SAINT JOHN, N.B. — Defence lawyers for Dennis Oland abruptly closed their case Thursday, ending the evidence portion of his second-degree murder trial in the killing of his father.
Gary Miller opened his case last week by telling the jury in the Court of Queen’s Bench that he planned to call Oland’s wife, sister, mother, uncle and one of his family friends.
But after two days of sometimes emotional testimony from Oland about the death of his prominent father, Miller told jurors Thursday morning: “We see no need to call any other evidence and we close our case.”
Oland has pleaded not guilty to second-degree murder in the death of his father, leading businessman Richard Oland. The 69-year-old was found face down in a pool of blood in his Canterbury Street office in Saint John on July 7, 2011. Court was told he was killed the previous evening.
The jury has heard he suffered 45 blunt and sharp-force wounds to his head, neck and hands, though no murder weapon was ever found.
The Olands are an establishment family in the business history of the Maritimes, having founded Moosehead Breweries. Richard Oland left the family business in 1981.
The trial has adjourned until Dec. 14, when the Crown and defence will present closing arguments.
Justice John Walsh told the jury that his instructions will be lengthy, taking more than a full day, and the week they return will be “mentally exhausting and emotionally draining.”
“You will have to concentrate on what the lawyers tell you, and what I tell you, then deliberate,” Walsh said.
The trial is in its 12th week.
The defence called three witnesses: blood spatter expert Patrick Laturnus, forensic computer analyst Geoffrey Fellows, and Oland himself. The Crown called more than 40 witnesses.
Pathologist Dr. Ather Naseemuddin, who performed the autopsy on Richard Oland, described the injuries to his body in detail, including 14 skull fractures.
The jury also heard a detailed description of the hundreds of blood spatter stains at the crime scene and were told the killer or killers would likely have gotten blood on them.
The court was shown a video of Dennis Oland’s interview with Saint John police on July 7, 2011.
During that interview, Oland told Const. Stephen Davidson that his father was a difficult person at times but rose to the occasion and funded his divorce. Oland said he didn’t have any involvement in his father’s death.
“I had no reason to kill him,” he said.
Oland also told police that he visited his father’s office twice on July 6, 2011, and that he had been wearing a navy blazer.
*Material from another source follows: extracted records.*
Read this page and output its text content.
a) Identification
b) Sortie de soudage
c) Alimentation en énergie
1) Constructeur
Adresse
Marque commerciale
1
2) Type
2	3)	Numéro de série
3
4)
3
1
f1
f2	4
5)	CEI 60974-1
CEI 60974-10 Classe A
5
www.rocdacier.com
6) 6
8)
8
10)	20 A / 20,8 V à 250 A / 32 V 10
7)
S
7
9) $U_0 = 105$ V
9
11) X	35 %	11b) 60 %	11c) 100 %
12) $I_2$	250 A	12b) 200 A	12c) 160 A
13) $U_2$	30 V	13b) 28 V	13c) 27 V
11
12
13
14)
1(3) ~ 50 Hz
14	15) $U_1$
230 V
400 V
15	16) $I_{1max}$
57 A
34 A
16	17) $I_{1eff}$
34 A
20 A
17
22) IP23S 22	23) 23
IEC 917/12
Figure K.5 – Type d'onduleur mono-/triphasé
Testimony from witnesses and surveillance camera video showed Oland wearing a brown jacket, and it was eventually learned from Oland himself that he went back to the office a third time to retrieve a logbook for his uncle.
The Crown pointed to those inconsistencies when cross-examining Oland, who said at the time of his statement to police he was nervous and in shock.
The Crown also focused on possible issues of motive including Dennis Oland’s financial difficulties and the knowledge that his father was having an affair.
In his testimony, Oland downplayed his finances as a recurring issue in the life of a financial adviser, and said he had not discussed his finances or the affair with this father.
The work of the Saint John Police Department was also under scrutiny, particularly at the crime scene.
The jury was told officers used the back door of the building before it could be fingerprinted. They used a washroom for two days before it could be examined, and some were unaware of what they did with blood-covered gloves after the body was moved.